Gold Falls Sharply After Hitting a Peak

After a period of rapid gains, gold failed to maintain its momentum in March. Although it is widely seen as a safe-haven asset, the precious metal still faced heavy selling pressure as the market adjusted its expectations for the monetary policy of the U.S. Federal Reserve (the Fed).

Goldman Sachs and UBS believe that gold’s decline does not reflect a long-term weakening of the uptrend, but is mainly due to investors taking profits after the price rose too quickly in a short period.
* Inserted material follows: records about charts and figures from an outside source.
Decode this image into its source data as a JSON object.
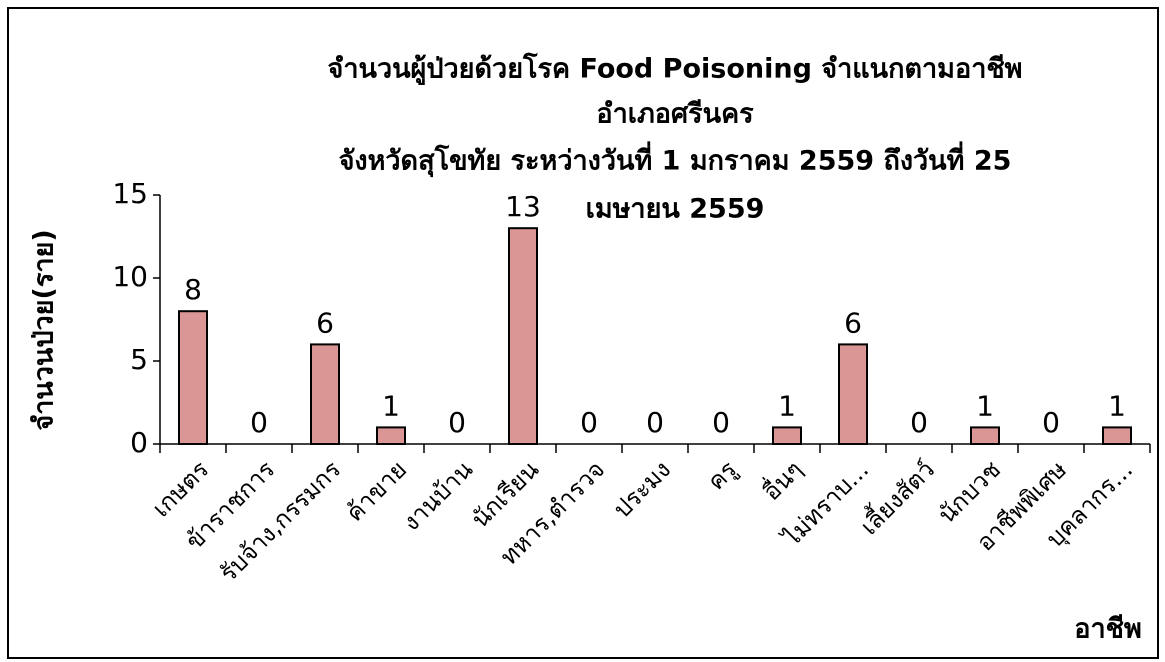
{
  "chart_data": {
    "type": "bar",
    "title": [
      "จำนวนผู้ป่วยด้วยโรค Food Poisoning  จำแนกตามอาชีพ",
      "อำเภอศรีนคร",
      "จังหวัดสุโขทัย  ระหว่างวันที่  1 มกราคม 2559  ถึงวันที่  25",
      "เมษายน 2559"
    ],
    "y_label": "จำนวนป่วย(ราย)",
    "x_label": "อาชีพ",
    "categories": [
      "เกษตร",
      "ข้าราชการ",
      "รับจ้าง,กรรมกร",
      "ค้าขาย",
      "งานบ้าน",
      "นักเรียน",
      "ทหาร,ตำรวจ",
      "ประมง",
      "ครู",
      "อื่นๆ",
      "ไม่ทราบ...",
      "เลี้ยงสัตว์",
      "นักบวช",
      "อาชีพพิเศษ",
      "บุคลากร..."
    ],
    "values": [
      8,
      0,
      6,
      1,
      0,
      13,
      0,
      0,
      0,
      1,
      6,
      0,
      1,
      0,
      1
    ],
    "color": "#d99694",
    "ylim": [
      0,
      15
    ],
    "yticks": [
      0,
      5,
      10,
      15
    ],
    "grid": false
  }
}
Goldman Sachs: Profit-Taking and a Stronger U.S. Dollar

According to Goldman Sachs, one of the main reasons gold has weakened is an increase in profit-taking after the price repeatedly set new highs. As market sentiment became more cautious, many investors sold to lock in gains.
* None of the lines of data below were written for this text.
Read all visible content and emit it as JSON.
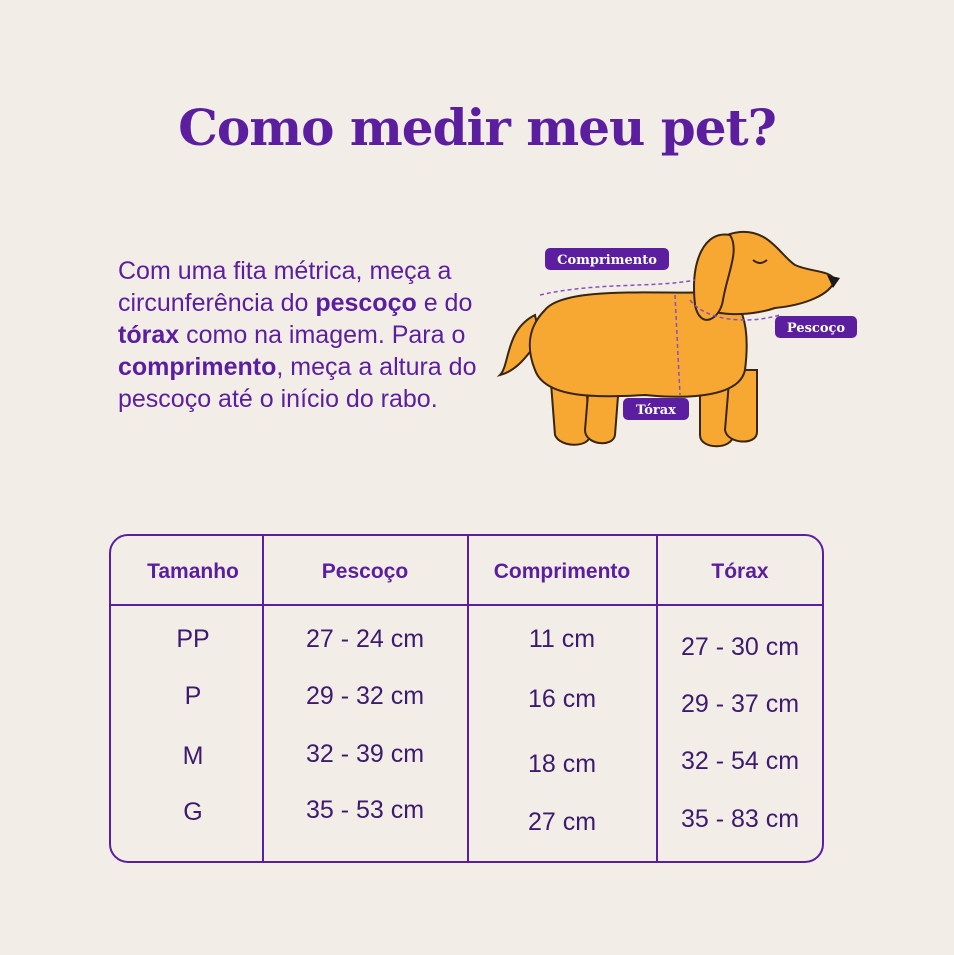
{
  "title": "Como medir meu pet?",
  "instructions": [
    "Com uma fita métrica, meça a circunferência do ",
    "pescoço",
    " e do ",
    "tórax",
    " como na imagem. Para o ",
    "comprimento",
    ", meça a altura do pescoço até o início do rabo."
  ],
  "diagram": {
    "labels": {
      "length": "Comprimento",
      "neck": "Pescoço",
      "chest": "Tórax"
    }
  },
  "table": {
    "headers": [
      "Tamanho",
      "Pescoço",
      "Comprimento",
      "Tórax"
    ],
    "rows": [
      [
        "PP",
        "27 - 24 cm",
        "11 cm",
        "27 - 30 cm"
      ],
      [
        "P",
        "29 - 32 cm",
        "16 cm",
        "29 - 37 cm"
      ],
      [
        "M",
        "32 - 39 cm",
        "18 cm",
        "32 - 54 cm"
      ],
      [
        "G",
        "35 - 53 cm",
        "27 cm",
        "35 - 83 cm"
      ]
    ]
  }
}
In addition, a stronger U.S. dollar also puts pressure on gold, because this precious metal is priced in USD. When the greenback rises, gold becomes more expensive for buyers holding other currencies, thereby reducing demand.

Goldman Sachs also noted that shifts in the Fed’s interest-rate expectations have led the market to reprice the outlook for assets that do not generate yield like gold.
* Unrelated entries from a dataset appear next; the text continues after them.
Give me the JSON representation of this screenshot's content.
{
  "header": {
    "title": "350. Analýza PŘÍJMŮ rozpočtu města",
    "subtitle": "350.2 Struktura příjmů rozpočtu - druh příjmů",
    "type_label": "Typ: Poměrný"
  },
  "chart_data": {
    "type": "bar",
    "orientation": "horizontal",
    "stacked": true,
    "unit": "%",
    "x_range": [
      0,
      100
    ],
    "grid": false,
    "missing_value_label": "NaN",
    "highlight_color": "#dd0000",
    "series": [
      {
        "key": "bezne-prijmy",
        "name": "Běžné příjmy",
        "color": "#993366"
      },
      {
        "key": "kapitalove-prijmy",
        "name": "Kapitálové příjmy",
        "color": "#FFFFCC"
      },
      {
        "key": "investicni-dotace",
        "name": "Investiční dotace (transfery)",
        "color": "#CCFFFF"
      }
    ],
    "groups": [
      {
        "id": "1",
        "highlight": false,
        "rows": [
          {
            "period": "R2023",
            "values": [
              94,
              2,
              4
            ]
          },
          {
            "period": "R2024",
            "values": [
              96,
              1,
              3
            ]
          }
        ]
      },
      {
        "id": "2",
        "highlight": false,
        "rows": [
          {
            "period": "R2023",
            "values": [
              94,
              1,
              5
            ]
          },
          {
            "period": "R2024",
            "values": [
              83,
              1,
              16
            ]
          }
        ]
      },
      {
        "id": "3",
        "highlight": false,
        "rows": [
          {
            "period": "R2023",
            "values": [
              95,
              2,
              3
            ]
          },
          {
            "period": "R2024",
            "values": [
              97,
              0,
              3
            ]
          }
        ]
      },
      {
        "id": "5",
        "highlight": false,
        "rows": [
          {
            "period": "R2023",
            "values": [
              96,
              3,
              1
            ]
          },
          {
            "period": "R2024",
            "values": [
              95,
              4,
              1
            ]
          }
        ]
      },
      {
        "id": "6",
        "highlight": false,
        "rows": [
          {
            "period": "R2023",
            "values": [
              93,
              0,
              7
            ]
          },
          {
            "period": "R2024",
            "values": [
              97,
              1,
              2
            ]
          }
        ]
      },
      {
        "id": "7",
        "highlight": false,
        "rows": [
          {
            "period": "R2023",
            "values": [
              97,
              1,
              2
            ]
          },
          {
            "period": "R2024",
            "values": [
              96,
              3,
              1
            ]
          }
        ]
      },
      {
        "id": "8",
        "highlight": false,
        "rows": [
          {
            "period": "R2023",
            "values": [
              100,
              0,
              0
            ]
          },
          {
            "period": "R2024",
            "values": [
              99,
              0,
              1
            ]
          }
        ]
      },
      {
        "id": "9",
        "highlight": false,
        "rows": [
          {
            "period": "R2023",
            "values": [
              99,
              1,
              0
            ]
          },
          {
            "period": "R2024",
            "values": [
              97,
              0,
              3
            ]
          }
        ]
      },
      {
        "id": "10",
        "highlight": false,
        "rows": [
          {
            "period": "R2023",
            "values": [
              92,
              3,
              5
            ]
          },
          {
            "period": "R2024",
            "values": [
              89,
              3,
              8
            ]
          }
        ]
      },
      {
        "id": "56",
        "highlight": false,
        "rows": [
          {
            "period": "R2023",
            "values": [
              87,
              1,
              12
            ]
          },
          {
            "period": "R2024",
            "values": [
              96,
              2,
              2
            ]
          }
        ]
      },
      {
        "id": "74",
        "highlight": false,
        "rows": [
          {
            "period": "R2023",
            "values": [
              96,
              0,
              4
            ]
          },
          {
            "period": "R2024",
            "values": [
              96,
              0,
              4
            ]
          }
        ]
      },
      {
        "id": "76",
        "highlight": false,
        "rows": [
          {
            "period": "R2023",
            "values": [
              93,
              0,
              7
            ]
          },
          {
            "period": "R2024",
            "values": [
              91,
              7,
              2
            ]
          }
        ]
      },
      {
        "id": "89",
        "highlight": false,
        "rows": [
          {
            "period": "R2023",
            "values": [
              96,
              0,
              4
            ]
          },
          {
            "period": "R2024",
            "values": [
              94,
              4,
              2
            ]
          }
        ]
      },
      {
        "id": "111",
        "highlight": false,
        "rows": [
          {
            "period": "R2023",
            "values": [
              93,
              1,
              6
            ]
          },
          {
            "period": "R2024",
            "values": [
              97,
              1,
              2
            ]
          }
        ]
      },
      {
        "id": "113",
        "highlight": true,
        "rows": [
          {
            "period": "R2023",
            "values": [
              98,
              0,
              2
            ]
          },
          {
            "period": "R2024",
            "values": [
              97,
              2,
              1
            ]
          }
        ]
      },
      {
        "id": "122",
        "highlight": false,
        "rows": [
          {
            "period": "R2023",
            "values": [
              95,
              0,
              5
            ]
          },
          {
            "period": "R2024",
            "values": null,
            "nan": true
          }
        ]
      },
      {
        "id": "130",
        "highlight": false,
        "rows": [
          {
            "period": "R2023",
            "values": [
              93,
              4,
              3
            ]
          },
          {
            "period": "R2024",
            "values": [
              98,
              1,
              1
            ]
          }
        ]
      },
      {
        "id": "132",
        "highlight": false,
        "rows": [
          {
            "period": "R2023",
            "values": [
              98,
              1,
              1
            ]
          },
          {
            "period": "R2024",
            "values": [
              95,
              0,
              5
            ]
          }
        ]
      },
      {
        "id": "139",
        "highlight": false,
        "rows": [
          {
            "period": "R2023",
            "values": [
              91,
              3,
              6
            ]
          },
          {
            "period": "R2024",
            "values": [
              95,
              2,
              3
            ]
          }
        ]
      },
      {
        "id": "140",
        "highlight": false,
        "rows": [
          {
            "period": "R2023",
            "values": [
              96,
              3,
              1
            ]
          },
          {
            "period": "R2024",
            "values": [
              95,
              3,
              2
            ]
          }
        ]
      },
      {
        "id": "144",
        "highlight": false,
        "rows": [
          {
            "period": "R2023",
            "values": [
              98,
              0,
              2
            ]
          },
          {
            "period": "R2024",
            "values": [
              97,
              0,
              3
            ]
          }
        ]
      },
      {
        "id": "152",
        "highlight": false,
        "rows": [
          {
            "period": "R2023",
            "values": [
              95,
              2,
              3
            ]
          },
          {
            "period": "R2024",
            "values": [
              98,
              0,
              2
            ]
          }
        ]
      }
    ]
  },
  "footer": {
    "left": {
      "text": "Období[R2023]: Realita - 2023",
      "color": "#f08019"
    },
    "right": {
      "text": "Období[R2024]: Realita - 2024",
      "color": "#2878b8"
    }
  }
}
UBS: The Market Is Adjusting After an Overheated Run

UBS views this drop as a healthy correction after a period of overly strong gains. According to the bank, gold is still supported by underlying factors such as geopolitical uncertainty, concerns about inflation, and the need to diversify investment portfolios.

However, UBS believes that in the short term, the market has been pulled into an overbought zone. That means that any unfavorable signal, even a small one, could trigger a broad wave of selling.

The Long-Term Outlook Remains Positive

Despite March recording a sharp decline, both Goldman Sachs and UBS have not changed their positive long-term view on gold. These two institutions believe that if inflation remains persistent, the global economy continues to face risks, and the Fed is still not able to ease policy aggressively, gold could continue to receive significant support in the period ahead.

In other words, the 12% drop in March may only be a temporary pullback within a larger uptrend, rather than a signal that gold’s bull cycle has ended.